Improving The Efficiency of NADPH-dependent Xylitol Production in Engineered Escherichia coli

Open Access
Author:
Akinterinwa, Olubolaji
Graduate Program:
Chemical Engineering
Degree:
Doctor of Philosophy
Document Type:
Dissertation
Date of Defense:
July 23, 2010
Committee Members:
  • Andrew Michael Cirino, Dissertation Advisor
  • Patrick C Cirino, Committee Chair
  • Donald Ashley Bryant, Committee Member
  • Costas D Maranas, Committee Member
  • Andrew Zydney, Committee Member
Keywords:
  • biocatalysis
  • Escherichia coli
  • metabolic engineering
  • xylitol
  • NADPH
Abstract:
The development of cost-effective and sustainable microbial processes for the production of chemicals and high-energy fuels is crucial to reducing current dependence on petroleum. Nature has provided a vast collection of biological systems that can be redesigned to efficiently convert readily available, inexpensive, biomass-derived sugars to these high-value products. In this study we describe various metabolic engineering strategies aimed towards developing the E. coli bacterium as a microbial host for heterologous, nicotinamide cofactor (NADH and NADPH)-dependent transformations. These transformations are of major importance because they are applicable in the synthesis of a variety of important chemicals. NADPH-dependent xylitol production from glucose/xylose mixtures serves as the experimental platform and is used to illustrate the important aspects of this work. The experimental system is designed such that glucose oxidation serves as the source of electrons for xylose reduction to xylitol. Previous assessments of the metabolic behavior of this system under aerobic conditions showed that xylose conversion to xylitol was less than 100% due to production of xylulose as a by-product.
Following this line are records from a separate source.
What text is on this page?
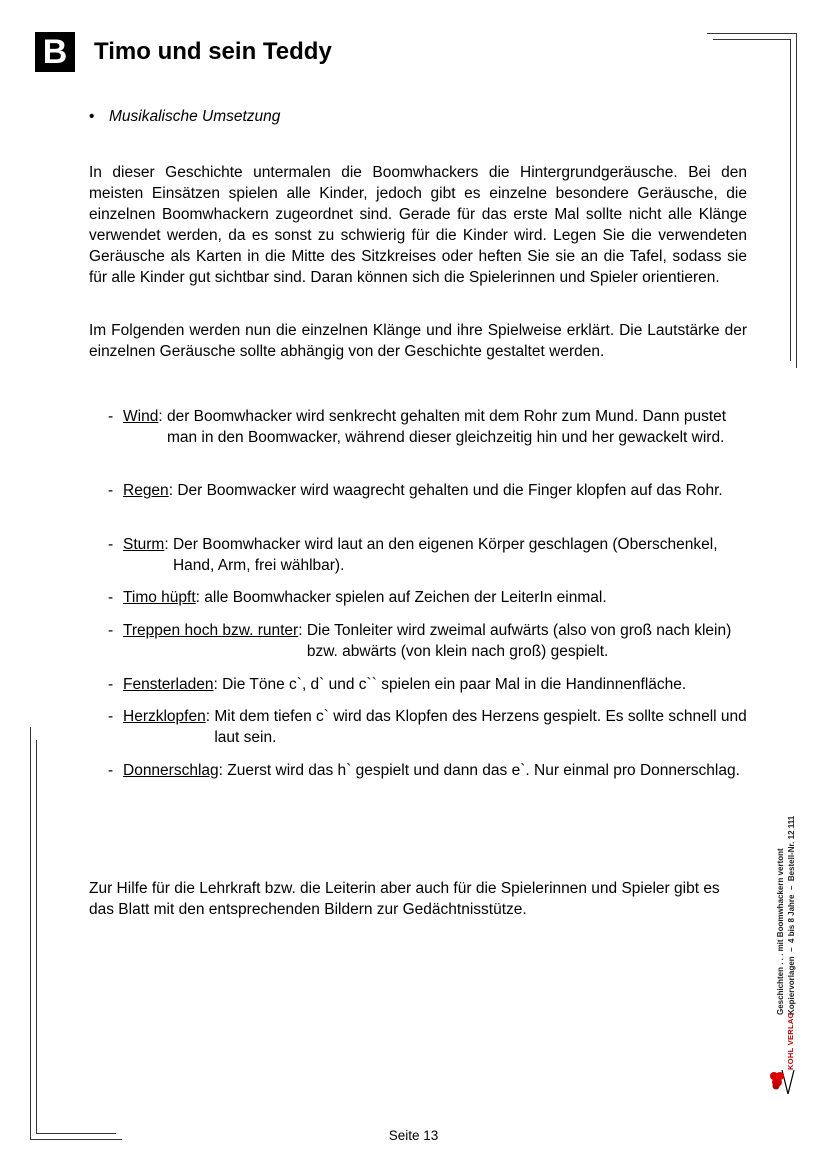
B	Timo und sein Teddy
• Musikalische Umsetzung

In dieser Geschichte untermalen die Boomwhackers die Hintergrundgeräusche. Bei den meisten Einsätzen spielen alle Kinder, jedoch gibt es einzelne besondere Geräusche, die einzelnen Boomwhackern zugeordnet sind. Gerade für das erste Mal sollte nicht alle Klänge verwendet werden, da es sonst zu schwierig für die Kinder wird. Legen Sie die verwendeten Geräusche als Karten in die Mitte des Sitzkreises oder heften Sie sie an die Tafel, sodass sie für alle Kinder gut sichtbar sind. Daran können sich die Spielerinnen und Spieler orientieren.

Im Folgenden werden nun die einzelnen Klänge und ihre Spielweise erklärt. Die Lautstärke der einzelnen Geräusche sollte abhängig von der Geschichte gestaltet werden.

- Wind : der Boomwhacker wird senkrecht gehalten mit dem Rohr zum Mund. Dann pustet man in den Boomwacker, während dieser gleichzeitig hin und her gewackelt wird.
- Regen : Der Boomwacker wird waagrecht gehalten und die Finger klopfen auf das Rohr.
- Sturm : Der Boomwhacker wird laut an den eigenen Körper geschlagen (Oberschenkel, Hand, Arm, frei wählbar).
- Timo hüpft : alle Boomwhacker spielen auf Zeichen der LeiterIn einmal.
- Treppen hoch bzw. runter : Die Tonleiter wird zweimal aufwärts (also von groß nach klein) bzw. abwärts (von klein nach groß) gespielt.
- Fensterladen : Die Töne c`, d` und c`` spielen ein paar Mal in die Handinnenfläche.
- Herzklopfen : Mit dem tiefen c` wird das Klopfen des Herzens gespielt. Es sollte schnell und laut sein.
- Donnerschlag : Zuerst wird das h` gespielt und dann das e`. Nur einmal pro Donnerschlag.

Zur Hilfe für die Lehrkraft bzw. die Leiterin aber auch für die Spielerinnen und Spieler gibt es das Blatt mit den entsprechenden Bildern zur Gedächtnisstütze.	Geschichten . . . mit Boomwhackern vertont Kopiervorlagen  –  4 bis 8 Jahre  –  Bestell-Nr. 12 111
KOHL VERLAG
Seite 13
It was also shown that cofactors were not efficiently diverted towards xylitol production and this resulted in sub-optimal yields (defined as mol of xylitol produced/ glucose consumed and denoted as YRPG) under these conditions. Therefore in this study genetic modifications and process conditions aimed at improving xylose conversion to xylitol, the efficiency of the biotransformation (defined as experimental YRPG / theoretical YRPG) and the productivity of the engineered system are investigated. We focus on parameters such as competing pathways, transhydrogenase activity and level of aeration, as these are key factors expected to impact cofactor availability for the desired biotransformations. We find that efficiency of the biotransformation is maximal under non-respiratory conditions possibly due to the elimination of respiration as a sink of reduced cofactors.